Some tools along this path: the code repository, OCI code repository and DevOps services. This of course lets us have secure code repositories. The OCI Bastion—this is kind of like a ball pit. You’ve seen these with the fence all around them. You can play in there, you can bounce around, but the real world's not impacting you and you're not impacting the real world. So that keeps it protected in both directions for testing. And then CloudGuard—this identifies anomalies and suspicious activities. And these are tools that are available to us.
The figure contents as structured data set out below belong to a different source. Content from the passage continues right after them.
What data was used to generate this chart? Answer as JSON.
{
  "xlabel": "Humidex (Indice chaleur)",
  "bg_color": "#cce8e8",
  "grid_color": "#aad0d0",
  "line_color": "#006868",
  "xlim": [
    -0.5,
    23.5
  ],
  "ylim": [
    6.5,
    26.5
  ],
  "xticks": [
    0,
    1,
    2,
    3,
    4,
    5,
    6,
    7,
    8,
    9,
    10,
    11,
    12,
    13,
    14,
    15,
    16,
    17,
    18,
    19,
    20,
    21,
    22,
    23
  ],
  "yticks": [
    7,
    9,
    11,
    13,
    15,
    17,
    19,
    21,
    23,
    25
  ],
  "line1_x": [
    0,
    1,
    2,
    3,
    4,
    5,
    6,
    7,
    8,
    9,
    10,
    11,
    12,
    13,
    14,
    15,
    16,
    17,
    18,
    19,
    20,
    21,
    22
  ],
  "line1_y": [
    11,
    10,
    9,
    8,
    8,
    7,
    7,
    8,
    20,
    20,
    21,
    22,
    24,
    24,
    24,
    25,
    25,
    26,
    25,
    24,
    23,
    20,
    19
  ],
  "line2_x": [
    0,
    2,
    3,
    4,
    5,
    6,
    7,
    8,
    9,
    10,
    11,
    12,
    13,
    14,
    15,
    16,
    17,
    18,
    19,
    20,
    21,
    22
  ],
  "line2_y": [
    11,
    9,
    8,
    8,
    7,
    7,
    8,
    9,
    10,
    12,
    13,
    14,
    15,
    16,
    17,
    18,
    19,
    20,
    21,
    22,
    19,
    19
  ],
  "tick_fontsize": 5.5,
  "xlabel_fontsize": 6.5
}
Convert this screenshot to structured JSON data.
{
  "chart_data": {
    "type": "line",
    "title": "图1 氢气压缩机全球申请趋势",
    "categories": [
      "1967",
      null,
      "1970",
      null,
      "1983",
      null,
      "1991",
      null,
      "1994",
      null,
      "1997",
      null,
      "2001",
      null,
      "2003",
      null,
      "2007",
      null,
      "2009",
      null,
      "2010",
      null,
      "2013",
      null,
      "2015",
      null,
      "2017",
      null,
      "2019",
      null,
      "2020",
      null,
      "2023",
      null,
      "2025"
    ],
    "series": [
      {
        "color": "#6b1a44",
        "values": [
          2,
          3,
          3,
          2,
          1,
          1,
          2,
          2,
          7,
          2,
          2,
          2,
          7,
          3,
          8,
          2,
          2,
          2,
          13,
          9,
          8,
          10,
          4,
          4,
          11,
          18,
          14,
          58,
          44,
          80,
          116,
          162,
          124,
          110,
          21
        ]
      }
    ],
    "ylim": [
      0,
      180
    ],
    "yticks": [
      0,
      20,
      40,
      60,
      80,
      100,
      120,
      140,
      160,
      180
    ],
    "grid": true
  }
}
All right, I know we're getting close to the end here. So our last item we want to cover is configuration settings. This is kind of a wrap-up for everything else that we've talked about. So your AI systems rely on secure optimized configurations for your compute, your storage, your network, virtual cloud network. Misconfigured settings can expose your data.
OCI has a lot of best practices and automated compliance checks. So configuration compliance services, CloudGuard, Resource Manager, looking at making sure that you're controlling your budgets, controlling your access, and making sure that everything is secure. So I wanted to wrap up a little quicker than normal on this particular slide because I know we've only got about three minutes left and I wanted to give time for any questions that anyone may have.
And Brian, my apology to everyone for not having a little more time at the end. I kind of got on a little bit of a soapbox on that denial of service, but I think that people overlook that a lot. So, sorry.
No worries. I think there's a lot of good information and it is tough to fit it all into 30 minutes.